CalPERS, Private Equity Fund Partner on Health Investments
David Brailer, a former Bush administration official, on Monday announced the creation of a private equity fund that will partner with CalPERS to invest as much as $700 million in health care businesses, the San Francisco Chronicle reports.
CalPERS is the nation's third-largest purchaser of health insurance, with a budget of $5 billion for health care costs in 2007 (Colliver, San Francisco Chronicle, 6/5).
CalPERS will provide the fund, called Health Evolution Partners, with up to $500 million for direct investments and another $200 million for health care-oriented private equity investment funds (Chan, Sacramento Bee, 6/5).
As the national coordinator for health information technology under the Bush administration until May 2006, Brailer, a physician and economist, focused on the adoption of electronic health records. However, Brailer said the fund will not invest in EHRs, which he called a "saturated market."
Instead, the fund will invest in other businesses that are working to "reduce the crushing costs of health care" by developing innovative products that assist with remote patient monitoring, chronic disease management, telemedicine, predictive genomics to tailor drug doses and Internet marketplaces for services like reading chest X-rays, Brailer said.
Brailer said that the fund primarily will "invest in things that keep people out of institutions."
The New York Times reports that the "challenge to that investment strategy is that payment in America's health care system is typically on a fee-for-service basis" that gives providers incentives to order "more tests, more surgeries [and] more pills."
Brailer said that the fund is the start of a 10-year strategy that assumes the U.S. health care system and its incentives are beginning to change in favor of long-term, cost-cutting strategies. CalPERS will invest in the fund exclusively for one year, after which other investors may participate (Lohr, New York Times, 6/5).
CalPERS spokesperson Patricia Macht said, "Our focus is to turbo-charge a portion of our investment portfolio and identify companies for investment that will create products and services that have the effect of reducing the cost of health care" (San Francisco Chronicle, 6/5).
CalPERS CEO Fred Buenrostro said, "Billions of investment dollars are already in the health care market, but what's missing is the focused investment of those dollars to specifically address the needs of purchasers and consumers." Buenrostro said, "We plan to be a catalyst for companies to come up with new solutions to the health care crisis." CalPERS, which has a $250 billion investment portfolio, has been experiencing double-digit annual increases in health insurance costs.

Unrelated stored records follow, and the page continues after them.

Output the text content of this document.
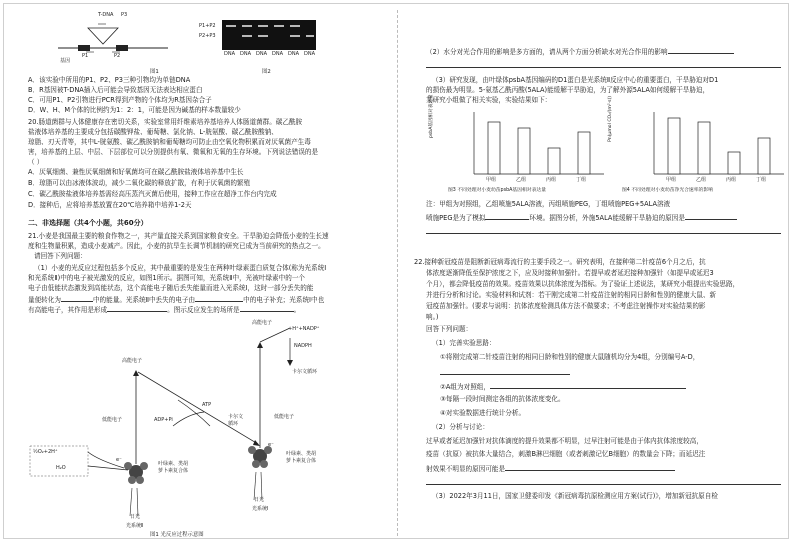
T-DNA P3
P1	P2
基因
图1
P1+P2
P2+P3
DNA DNA DNA DNA DNA DNA
图2
A．该实验中所用的P1、P2、P3三种引物均为单链DNA
B．R基因被T-DNA插入后可能会导致基因无法表达相应蛋白
C．可用P1、P2引物进行PCR得到产物的个体均为R基因杂合子
D．W、H、M个体的比例约为1：2：1，可能是因为碱基的样本数量较少
20.肠道菌群与人体健康存在密切关系，实验室常用纤维素培养基培养人体肠道菌群。碳乙酰胺
盐液体培养基的主要成分包括碳酸钾盐、葡萄糖、氯化钠、L-胱氨酸、碳乙酰胺酸钠、
琼脂、刃天青等，其中L-胱氨酸、碳乙酰胺钠和葡萄糖均可防止由空氧化物积累而对厌氧菌产生毒
害，培养基的上层、中层、下层部位可以分别提供有氧、微氧和无氧的生存环境。下列说法错误的是
（ ）
A．厌氧细菌、兼性厌氧细菌和好氧菌均可在碳乙酰胺盐液体培养基中生长
B．琼脂可以由冰液体波动，减少二氧化碳的释放扩散，有利于厌氧菌的繁殖
C．碳乙酰胺盐液体培养基需经高压蒸汽灭菌后使用，接种工作应在超净工作台内完成
D．接种后，应将培养基放置在20℃培养箱中培养1-2天
二、非选择题（共4个小题，共60分）
21.小麦是我国最主要的粮食作物之一，其产量直接关系到国家粮食安全。干旱胁迫会降低小麦的生长速
度和生物量积累，造成小麦减产。因此，小麦的抗旱生长调节机制的研究已成为当前研究的热点之一。
请回答下列问题：
（1）小麦的光反应过程包括多个反应，其中最重要的是发生在两种叶绿素蛋白质复合体(称为光系统Ⅰ
和光系统Ⅱ)中的电子被光激发的反应，如图1所示。据图可知，光系统Ⅱ中，光被叶绿素中的一个
电子由低能状态激发到高能状态，这个高能电子随后丢失能量而进入光系统Ⅰ，这时一部分丢失的能
量便转化为	中的能量。光系统Ⅱ中丢失的电子由	中的电子补充；光系统Ⅰ中也
有高能电子，其作用是形成	。图示反应发生的场所是	。
高能电子
+H⁺+NADP⁺
NADPH
卡尔文循环
高能电子
ATP
ADP+Pi	卡尔文
循环
低能电子	低能电子
½O₂+2H⁺
H₂O
e⁻
e⁻
叶绿素、类胡
萝卜素复合体
叶绿素、类胡
萝卜素复合体
日光
日光
光系统Ⅱ
光系统Ⅰ
图1 光反应过程示意图
（2）水分对光合作用的影响是多方面的，请从两个方面分析缺水对光合作用的影响
（3）研究发现，由叶绿体psbA基因编码的D1蛋白是光系统Ⅱ反应中心的重要蛋白，干旱胁迫对D1
的损伤最为明显。5-氨基乙酰丙酸(5ALA)能缓解干旱胁迫，为了解外源5ALA如何缓解干旱胁迫，
某研究小组做了相关实验，实验结果如下：
psbA基因相对表达量
甲组	乙组	丙组	丁组
图3 不同处理对小麦幼苗psbA基因相对表达量
Pn(μmol CO₂/(m²·s))
甲组	乙组	丙组	丁组
图4 不同处理对小麦幼苗净光合速率的影响
注：甲组为对照组，乙组喷施5ALA溶液，丙组喷施PEG，丁组喷施PEG+5ALA溶液
喷施PEG是为了模拟	环境。据图分析，外施5ALA能缓解干旱胁迫的原因是
22.接种新冠疫苗是阻断新冠病毒流行的主要手段之一。研究表明，在接种第二针疫苗6个月之后，抗
体浓度逐渐降低至保护浓度之下，应及时接种加强针。若提早或者延迟接种加强针（如提早或延迟3
个月），都会降低疫苗的效果。疫苗效果以抗体浓度为指标。为了验证上述说法，某研究小组提出实验思路，
并进行分析和讨论。实验材料和试剂：若干刚完成第二针疫苗注射的相同日龄和性别的健康大鼠、新
冠疫苗加强针。(要求与说明：抗体浓度检测具体方法不做要求；不考虑注射操作对实验结果的影
响。)
回答下列问题：
（1）完善实验思路：
①将刚完成第二针疫苗注射的相同日龄和性别的健康大鼠随机均分为4组，分别编号A-D，
②A组为对照组，
③每隔一段时间测定各组的抗体浓度变化。
④对实验数据进行统计分析。
（2）分析与讨论：
过早或者延迟加强针对抗体滴度的提升效果都不明显，过早注射可能是由于体内抗体浓度较高，
疫苗（抗原）被抗体大量结合，刺激B淋巴细胞（或者刺激记忆B细胞）的数量会下降；而延迟注
射效果不明显的原因可能是
（3）2022年3月11日，国家卫健委印发《新冠病毒抗原检测应用方案(试行)》，增加新冠抗原自检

Kaiser Family Foundation Vice President Larry Levitt said that the health care industry is "ripe for innovation" because the U.S. has "used better technology to treat illnesses, but we've never harnessed technology to make the system efficient."
William Custer, a business professor and director of the Center for Health Services Research at Georgia State University, said that CalPERS should be praised for investing in socially-beneficial innovations but added that returns might not meet investors' expectations. "Some wells are going to be dry, but, hopefully, [Brailer will] hit enough gushers to make it worthwhile," Custer said (Lifsher, Los Angeles Times, 6/5).
Peter Lee, CEO of the Pacific Business Group on Health, said that the fund was a "breakthrough investment" that "can be a market shaper," adding that it was "an incredible coup to have landed David Brailer to run this program" (Sacramento Bee, 6/5).